Neste ano, os principais concorrentes ofereceram a vice para Campos Machado, que declinou de todos os convites. O PMDB, por ter lhe roubado Chalita; o PT, por representar uma ameaça à reeleição de seu aliado, o governador Geraldo Alckmin; e o PSDB, pelo trauma da eleição de 2008.

Sua forte amizade com o governador, em tese, poderia tê-lo levado à chapa tucana de José Serra. Mas seu compromisso, diz, é com Alckmin e não com o PSDB, especialmente o grupo ligado a Serra, que, em 2008, debandou da campanha de Alckmin e apoiou o prefeito Gilberto Kassab, então no DEM. Campos Machado era o candidato a vice - como já havia sido na derrota anterior de Alckmin à prefeitura, em 2000. Por esta fidelidade já demonstrada ao governador - a quem, assegura, apoiará em 2014 - o petebista se sentiu com crédito para fazer seu próprio jogo na eleição municipal.

"O Russomanno era o que a gente queria ser.

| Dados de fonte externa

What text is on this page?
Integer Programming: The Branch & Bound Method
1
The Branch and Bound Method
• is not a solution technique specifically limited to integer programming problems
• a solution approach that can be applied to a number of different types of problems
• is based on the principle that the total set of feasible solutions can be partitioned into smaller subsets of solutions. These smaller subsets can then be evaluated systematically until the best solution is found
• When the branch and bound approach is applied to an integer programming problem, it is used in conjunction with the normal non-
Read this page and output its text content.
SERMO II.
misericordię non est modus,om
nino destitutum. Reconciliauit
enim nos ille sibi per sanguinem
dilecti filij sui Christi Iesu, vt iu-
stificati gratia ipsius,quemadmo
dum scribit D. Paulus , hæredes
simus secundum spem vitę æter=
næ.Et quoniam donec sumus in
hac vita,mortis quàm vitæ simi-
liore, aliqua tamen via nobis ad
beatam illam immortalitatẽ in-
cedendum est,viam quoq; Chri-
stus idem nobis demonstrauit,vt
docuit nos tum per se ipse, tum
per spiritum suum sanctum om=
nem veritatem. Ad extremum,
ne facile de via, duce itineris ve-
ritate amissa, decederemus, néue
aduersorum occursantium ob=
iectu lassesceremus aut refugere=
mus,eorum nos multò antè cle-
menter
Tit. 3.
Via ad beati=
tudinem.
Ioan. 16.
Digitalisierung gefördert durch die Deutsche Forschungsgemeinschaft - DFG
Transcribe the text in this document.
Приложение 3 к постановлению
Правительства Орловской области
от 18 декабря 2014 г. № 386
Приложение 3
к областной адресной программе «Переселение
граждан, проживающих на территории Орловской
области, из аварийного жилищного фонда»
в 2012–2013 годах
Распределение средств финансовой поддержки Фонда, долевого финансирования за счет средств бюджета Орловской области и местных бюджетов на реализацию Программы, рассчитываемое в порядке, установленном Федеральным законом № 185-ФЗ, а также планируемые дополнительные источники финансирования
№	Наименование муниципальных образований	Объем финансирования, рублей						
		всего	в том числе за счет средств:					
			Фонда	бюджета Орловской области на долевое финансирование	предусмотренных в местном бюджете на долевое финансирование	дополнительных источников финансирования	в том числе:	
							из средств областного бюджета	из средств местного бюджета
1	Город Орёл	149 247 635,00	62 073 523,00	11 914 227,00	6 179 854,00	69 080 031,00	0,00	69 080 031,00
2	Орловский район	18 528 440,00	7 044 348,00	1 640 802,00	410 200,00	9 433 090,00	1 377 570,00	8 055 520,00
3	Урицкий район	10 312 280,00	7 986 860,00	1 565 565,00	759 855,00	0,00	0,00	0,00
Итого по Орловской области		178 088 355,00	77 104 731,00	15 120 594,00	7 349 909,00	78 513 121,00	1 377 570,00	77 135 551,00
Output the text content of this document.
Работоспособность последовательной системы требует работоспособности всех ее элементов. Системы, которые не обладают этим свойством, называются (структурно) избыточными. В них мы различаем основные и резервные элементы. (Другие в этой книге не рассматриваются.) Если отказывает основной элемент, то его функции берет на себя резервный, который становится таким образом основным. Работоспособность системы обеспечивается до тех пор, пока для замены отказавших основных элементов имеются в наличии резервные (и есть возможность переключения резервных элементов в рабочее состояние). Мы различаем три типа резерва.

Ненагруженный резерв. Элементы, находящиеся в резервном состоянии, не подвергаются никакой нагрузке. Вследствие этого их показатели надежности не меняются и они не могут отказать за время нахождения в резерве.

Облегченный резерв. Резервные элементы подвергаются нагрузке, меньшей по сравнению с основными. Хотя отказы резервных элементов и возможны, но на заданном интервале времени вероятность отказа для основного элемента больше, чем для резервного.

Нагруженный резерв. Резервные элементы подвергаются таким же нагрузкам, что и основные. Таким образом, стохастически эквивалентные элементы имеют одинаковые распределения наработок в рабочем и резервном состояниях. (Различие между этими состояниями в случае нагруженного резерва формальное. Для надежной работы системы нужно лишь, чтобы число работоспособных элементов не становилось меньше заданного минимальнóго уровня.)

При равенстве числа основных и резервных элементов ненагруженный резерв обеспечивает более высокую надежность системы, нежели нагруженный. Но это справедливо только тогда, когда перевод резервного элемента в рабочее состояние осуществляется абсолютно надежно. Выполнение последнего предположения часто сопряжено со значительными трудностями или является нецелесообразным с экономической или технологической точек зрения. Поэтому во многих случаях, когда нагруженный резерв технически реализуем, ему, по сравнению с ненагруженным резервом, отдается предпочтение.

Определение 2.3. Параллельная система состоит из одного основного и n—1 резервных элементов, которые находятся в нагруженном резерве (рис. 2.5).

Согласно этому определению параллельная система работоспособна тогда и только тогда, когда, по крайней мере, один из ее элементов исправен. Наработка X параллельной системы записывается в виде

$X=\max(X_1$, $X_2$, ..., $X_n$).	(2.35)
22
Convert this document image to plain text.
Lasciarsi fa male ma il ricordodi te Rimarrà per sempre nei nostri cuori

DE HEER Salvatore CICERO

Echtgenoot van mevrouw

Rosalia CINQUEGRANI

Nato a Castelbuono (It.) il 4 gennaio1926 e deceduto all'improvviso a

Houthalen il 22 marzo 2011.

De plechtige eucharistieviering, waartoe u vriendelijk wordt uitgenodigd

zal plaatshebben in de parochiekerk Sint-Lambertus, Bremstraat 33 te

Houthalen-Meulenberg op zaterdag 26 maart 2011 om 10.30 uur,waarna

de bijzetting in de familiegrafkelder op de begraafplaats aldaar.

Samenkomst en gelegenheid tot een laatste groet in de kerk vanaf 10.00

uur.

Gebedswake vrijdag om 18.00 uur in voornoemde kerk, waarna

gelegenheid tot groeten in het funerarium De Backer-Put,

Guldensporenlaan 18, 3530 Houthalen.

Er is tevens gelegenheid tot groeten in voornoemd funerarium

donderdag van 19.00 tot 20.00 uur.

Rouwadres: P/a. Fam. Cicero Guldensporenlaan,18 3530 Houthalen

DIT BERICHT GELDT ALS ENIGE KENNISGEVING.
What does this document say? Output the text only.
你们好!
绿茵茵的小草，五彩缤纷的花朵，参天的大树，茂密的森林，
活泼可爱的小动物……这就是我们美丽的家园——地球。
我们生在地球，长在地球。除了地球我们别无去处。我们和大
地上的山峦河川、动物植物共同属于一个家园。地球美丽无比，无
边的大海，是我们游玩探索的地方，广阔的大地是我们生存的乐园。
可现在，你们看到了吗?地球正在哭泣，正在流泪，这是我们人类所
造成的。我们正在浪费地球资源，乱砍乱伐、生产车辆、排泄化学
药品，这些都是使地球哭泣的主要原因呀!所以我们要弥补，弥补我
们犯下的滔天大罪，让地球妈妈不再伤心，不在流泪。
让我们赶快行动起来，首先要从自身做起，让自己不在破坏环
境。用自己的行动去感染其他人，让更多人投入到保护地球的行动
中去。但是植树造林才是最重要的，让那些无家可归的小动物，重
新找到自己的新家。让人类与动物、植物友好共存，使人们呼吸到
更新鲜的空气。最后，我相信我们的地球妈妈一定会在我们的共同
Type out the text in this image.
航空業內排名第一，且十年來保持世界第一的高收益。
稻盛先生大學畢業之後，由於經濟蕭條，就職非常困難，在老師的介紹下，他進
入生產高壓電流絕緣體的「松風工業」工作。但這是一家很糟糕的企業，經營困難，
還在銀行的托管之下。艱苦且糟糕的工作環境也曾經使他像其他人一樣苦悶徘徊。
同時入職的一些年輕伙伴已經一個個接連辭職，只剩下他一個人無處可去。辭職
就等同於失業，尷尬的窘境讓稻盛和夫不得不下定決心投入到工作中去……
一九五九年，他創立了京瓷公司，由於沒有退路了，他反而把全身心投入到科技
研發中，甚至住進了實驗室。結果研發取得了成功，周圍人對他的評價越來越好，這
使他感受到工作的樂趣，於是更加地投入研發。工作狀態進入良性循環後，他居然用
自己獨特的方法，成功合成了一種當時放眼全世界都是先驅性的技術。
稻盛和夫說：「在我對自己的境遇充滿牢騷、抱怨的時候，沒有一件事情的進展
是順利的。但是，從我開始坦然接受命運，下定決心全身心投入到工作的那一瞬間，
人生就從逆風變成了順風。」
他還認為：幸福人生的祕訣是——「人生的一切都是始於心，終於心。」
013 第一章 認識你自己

Uma terceira ou quarta via, já que no início do ano, havia a possibilidade de candidaturas de PT, PSDB e do [Guilherme] Afif [Domingos], pelo PSD", diz o deputado estadual.

Ás vésperas do limite da convenção, numa quinta-feira, 28 de junho, Campos Machado abria mão da pré-candidatura do advogado Luiz Flávio D"Urso (PTB) - que caía de 1% para zero em pesquisa eleitoral - e o indicava a vice na chapa de Russomanno.

Numa campanha marcada pelo personalismo de Russomanno e do frágil enraizamento institucional, o deputado entrou com o PTB que, se orgulha, dá a musculatura partidária à candidatura. "Oitenta por cento dos eventos, como carreata e mobilização de rua, são feitos pelo PTB. Temos mais militantes na cidade que o PT", gaba-se Campos Machado.